Zehlendorfer Theatergruppe wird 30 Jahre alt: „Sonst wäre es zu schön!“

Seit dreißig Jahren begeistert die Theatergruppe "Schattenlichter" ihr Publikum. Die Hobbyschauspieler sind dabei gleichzeitig Darsteller - und jeder für sich auch Regisseur des jeweiligen Bühnenstücks. Der Zehlendorf Blog hat eine der Proben der aktuellen Komödie besucht.
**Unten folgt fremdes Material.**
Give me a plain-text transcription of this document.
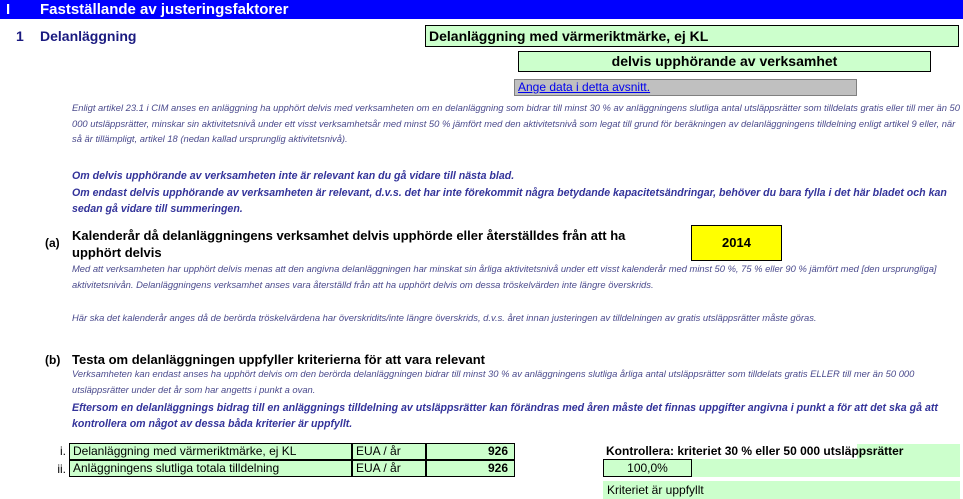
I Fastställande av justeringsfaktorer
1 Delanläggning	Delanläggning med värmeriktmärke, ej KL
delvis upphörande av verksamhet
Ange data i detta avsnitt.
Enligt artikel 23.1 i CIM anses en anläggning ha upphört delvis med verksamheten om en delanläggning som bidrar till minst 30 % av anläggningens slutliga antal utsläppsrätter som tilldelats gratis eller till mer än 50 000 utsläppsrätter, minskar sin aktivitetsnivå under ett visst verksamhetsår med minst 50 % jämfört med den aktivitetsnivå som legat till grund för beräkningen av delanläggningens tilldelning enligt artikel 9 eller, när så är tillämpligt, artikel 18 (nedan kallad ursprunglig aktivitetsnivå).
Om delvis upphörande av verksamheten inte är relevant kan du gå vidare till nästa blad.
Om endast delvis upphörande av verksamheten är relevant, d.v.s. det har inte förekommit några betydande kapacitetsändringar, behöver du bara fylla i det här bladet och kan sedan gå vidare till summeringen.
(a) Kalenderår då delanläggningens verksamhet delvis upphörde eller återställdes från att ha upphört delvis
2014
Med att verksamheten har upphört delvis menas att den angivna delanläggningen har minskat sin årliga aktivitetsnivå under ett visst kalenderår med minst 50 %, 75 % eller 90 % jämfört med [den ursprungliga] aktivitetsnivån. Delanläggningens verksamhet anses vara återställd från att ha upphört delvis om dessa tröskelvärden inte längre överskrids.
Här ska det kalenderår anges då de berörda tröskelvärdena har överskridits/inte längre överskrids, d.v.s. året innan justeringen av tilldelningen av gratis utsläppsrätter måste göras.
(b) Testa om delanläggningen uppfyller kriterierna för att vara relevant
Verksamheten kan endast anses ha upphört delvis om den berörda delanläggningen bidrar till minst 30 % av anläggningens slutliga årliga antal utsläppsrätter som tilldelats gratis ELLER till mer än 50 000 utsläppsrätter under det år som har angetts i punkt a ovan.
Eftersom en delanläggnings bidrag till en anläggnings tilldelning av utsläppsrätter kan förändras med åren måste det finnas uppgifter angivna i punkt a för att det ska gå att kontrollera om något av dessa båda kriterier är uppfyllt.
i. Delanläggning med värmeriktmärke, ej KL	EUA / år	926
ii. Anläggningens slutliga totala tilldelning	EUA / år	926
Kontrollera: kriteriet 30 % eller 50 000 utsläppsrätter
100,0%
Kriteriet är uppfyllt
„Der Tisch steht zu weit hinten. Wenn Du sprichst, musst Du Deine Stimme ein wenig heben. Sollte ich nicht zuerst gehen? Es ist besser, wenn Du die Koffer trägst.“ Nein, das sind keine Zitate aus einem Restaurant, Konzert oder vom Bahnhof. Es sind Regieanweisungen während einer Probe der Zehlendorfer Theatergruppe „Schattenlichter“ im Saal des Gemeindehauses der Paulus-Kirchengemeinde. Die, die gerade nicht auf der Bühne stehen, kommentieren lebhaft, machen Vorschläge, sagen, was ihnen nicht gefällt. Jeder führt hier Regie. Das wirkt manchmal ein wenig chaotisch, aber es gehört zum Konzept, ist gewollt und funktioniert seit nunmehr 30 Jahren. Zu ihrem Jubiläum bringen die Schattenlichter vom 25. bis zum 28. Februar Erich Kästners Komödie „Verwandte sind auch Menschen“ auf die Bühne.
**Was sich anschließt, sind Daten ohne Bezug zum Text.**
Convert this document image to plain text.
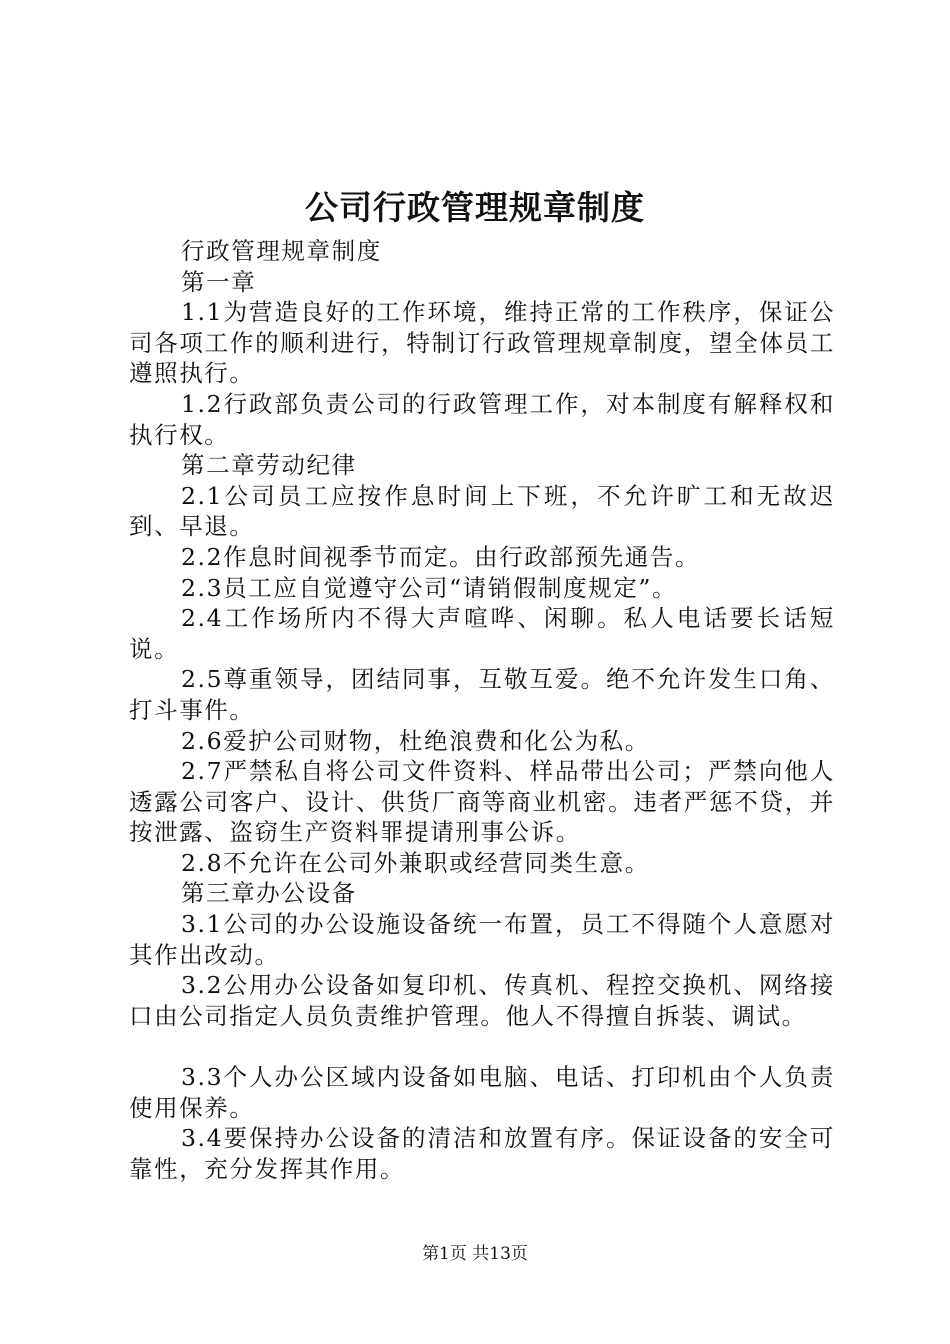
公司行政管理规章制度

行政管理规章制度

第一章

1.1为营造良好的工作环境，维持正常的工作秩序，保证公司各项工作的顺利进行，特制订行政管理规章制度，望全体员工遵照执行。

1.2行政部负责公司的行政管理工作，对本制度有解释权和执行权。

第二章劳动纪律

2.1公司员工应按作息时间上下班，不允许旷工和无故迟到、早退。

2.2作息时间视季节而定。由行政部预先通告。

2.3员工应自觉遵守公司“请销假制度规定”。

2.4工作场所内不得大声喧哗、闲聊。私人电话要长话短说。

2.5尊重领导，团结同事，互敬互爱。绝不允许发生口角、打斗事件。

2.6爱护公司财物，杜绝浪费和化公为私。

2.7严禁私自将公司文件资料、样品带出公司；严禁向他人透露公司客户、设计、供货厂商等商业机密。违者严惩不贷，并按泄露、盗窃生产资料罪提请刑事公诉。

2.8不允许在公司外兼职或经营同类生意。

第三章办公设备

3.1公司的办公设施设备统一布置，员工不得随个人意愿对其作出改动。

3.2公用办公设备如复印机、传真机、程控交换机、网络接口由公司指定人员负责维护管理。他人不得擅自拆装、调试。

3.3个人办公区域内设备如电脑、电话、打印机由个人负责使用保养。

3.4要保持办公设备的清洁和放置有序。保证设备的安全可靠性，充分发挥其作用。

第1页 共13页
Das Theaterspielen macht mehr Freude, wenn sich jeder am Entstehen des Stückes unmittelbar beteiligt, quasi mit verantwortlich ist, finden die Laiendarsteller und sprechen aus Erfahrung. Sie haben es ausprobiert. Ein Regisseur funktioniert bei ihnen nicht.

Allerdings geben sie auch zu, dass es mitunter Probleme gibt, wenn sich alle einmischen. Das habe speziell mit Vertrauen und Kritik zu tun. „Wir mussten das Kritisieren erst lernen, denn niemand soll sich verletzt fühlen“, erklärt Elke Brumm. Sie ist inzwischen das dienstälteste Schattenlicht, seit 1986 dabei, also ein Jahr nach der Gründung der Theatergruppe.
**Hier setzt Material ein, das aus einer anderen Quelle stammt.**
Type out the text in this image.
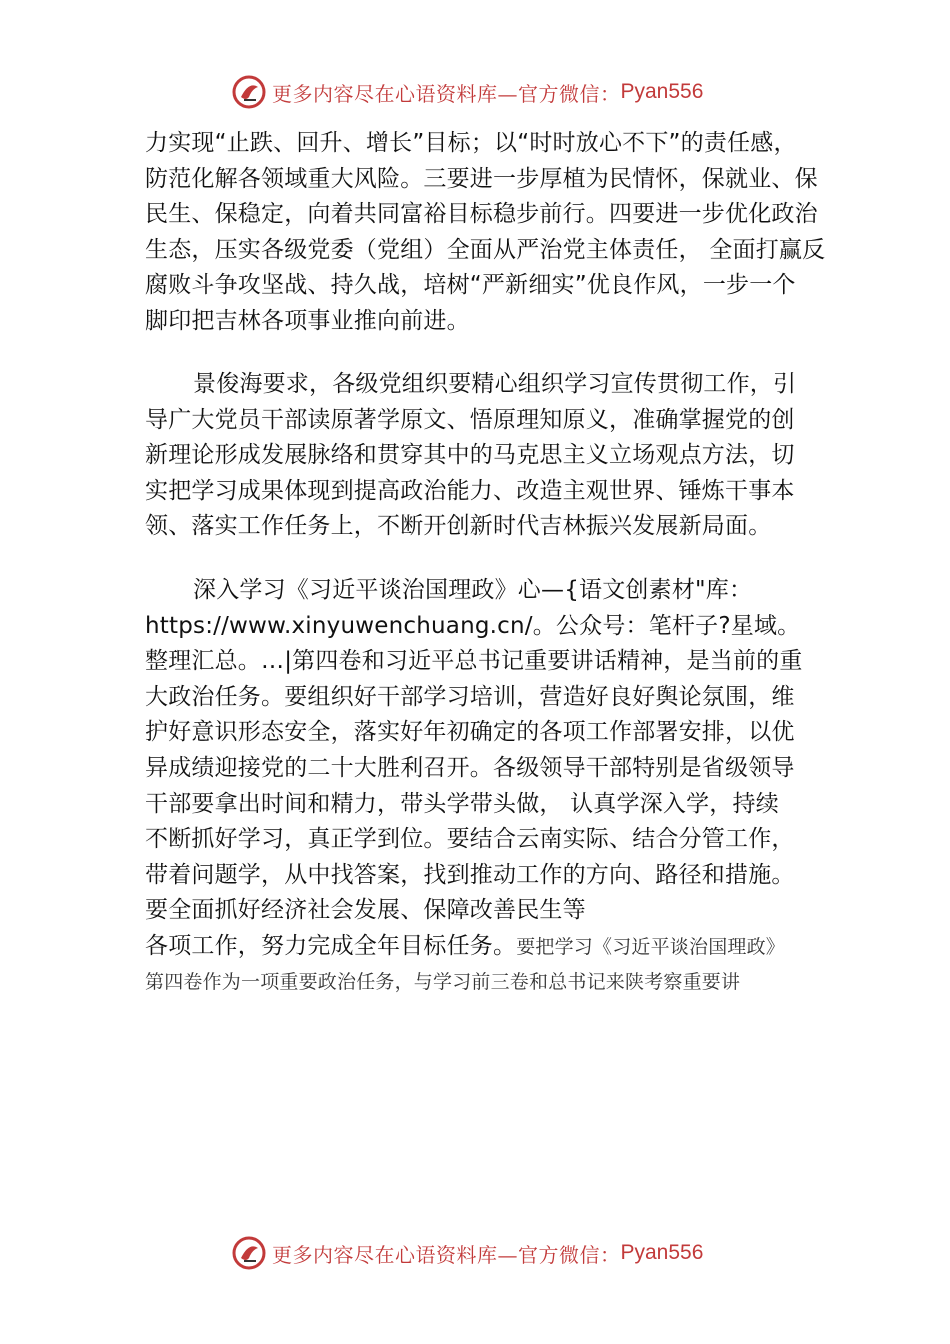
更多内容尽在心语资料库—官方微信： Pyan556
力实现“止跌、回升、增长”目标；以“时时放心不下”的责任感，
防范化解各领域重大风险。三要进一步厚植为民情怀，保就业、保
民生、保稳定，向着共同富裕目标稳步前行。四要进一步优化政治
生态，压实各级党委（党组）全面从严治党主体责任， 全面打赢反
腐败斗争攻坚战、持久战，培树“严新细实”优良作风，一步一个
脚印把吉林各项事业推向前进。
景俊海要求，各级党组织要精心组织学习宣传贯彻工作，引
导广大党员干部读原著学原文、悟原理知原义，准确掌握党的创
新理论形成发展脉络和贯穿其中的马克思主义立场观点方法，切
实把学习成果体现到提高政治能力、改造主观世界、锤炼干事本
领、落实工作任务上，不断开创新时代吉林振兴发展新局面。
深入学习《习近平谈治国理政》心—{语文创素材"库：
https://www.xinyuwenchuang.cn/。公众号：笔杆子?星域。
整理汇总。…|第四卷和习近平总书记重要讲话精神，是当前的重
大政治任务。要组织好干部学习培训，营造好良好舆论氛围，维
护好意识形态安全，落实好年初确定的各项工作部署安排，以优
异成绩迎接党的二十大胜利召开。各级领导干部特别是省级领导
干部要拿出时间和精力，带头学带头做， 认真学深入学，持续
不断抓好学习，真正学到位。要结合云南实际、结合分管工作，
带着问题学，从中找答案，找到推动工作的方向、路径和措施。
要全面抓好经济社会发展、保障改善民生等
各项工作，努力完成全年目标任务。要把学习《习近平谈治国理政》
第四卷作为一项重要政治任务，与学习前三卷和总书记来陕考察重要讲
更多内容尽在心语资料库—官方微信： Pyan556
In dem Stück von Erich Kästner spielt sie eine kleine, aber keineswegs belanglose Rolle. Sie verkörpert eine hochnäsige, habgierige Dame, die gleich zu Beginn das Haus vermisst, um zu erfahren, welches Erbe sie erwartet. Es geht um Gier, Intrigen, Rache und Familie.

Der wohlhabend gewordene Stefan Blankenburg, vor 40 Jahren nach Amerika ausgewandert, will nach Deutschland zurückkehren, stirbt jedoch während der Reise. Im seinem letzten Willen hat er verfügt, dass sich die Nachkommen seiner ungeliebten Geschwister in seiner neuen Villa in Deutschland versammeln und dort vier Tage gemeinsam verbringen, bis das Testament eröffnet wird.

Es braucht wenig Fantasie, um vorherzusehen, wie sich diese Geschichte entwickelt. Menschen sind Menschen, weil sie eben Menschen sind. Auch Erich Kästner konnte das in seiner Zeit beobachten und niederschreiben.

Nach der Vorstellung ist vor der Vorstellung

Eine der Hauptrollen - den Diener des verstorbenen Hausherrn - spielt Jörg Klein alias Leberecht Riedel. Auch er ist eine feste Größe in der Zehlendorfer Theatergruppe, gehört etwa seit zehn Jahren zu den Schattenlichtern. Schon in seiner Jugend spielte er leidenschaftlich gern Theater. „Es ist so ein schönes Erlebnis“, verrät er, „dass vier Aufführungen reichen, sonst wäre es zu schön.“ Nach den Vorstellungen wandle sich das Hochgefühl oftmals ins Gegenteil, weiche der Wehmut. „Das deprimiert“, sagt er. Doch nach einer Vorstellung sei auch jeweils vor der nächsten Vorstellung, wenngleich ein Jahr dazwischen liege.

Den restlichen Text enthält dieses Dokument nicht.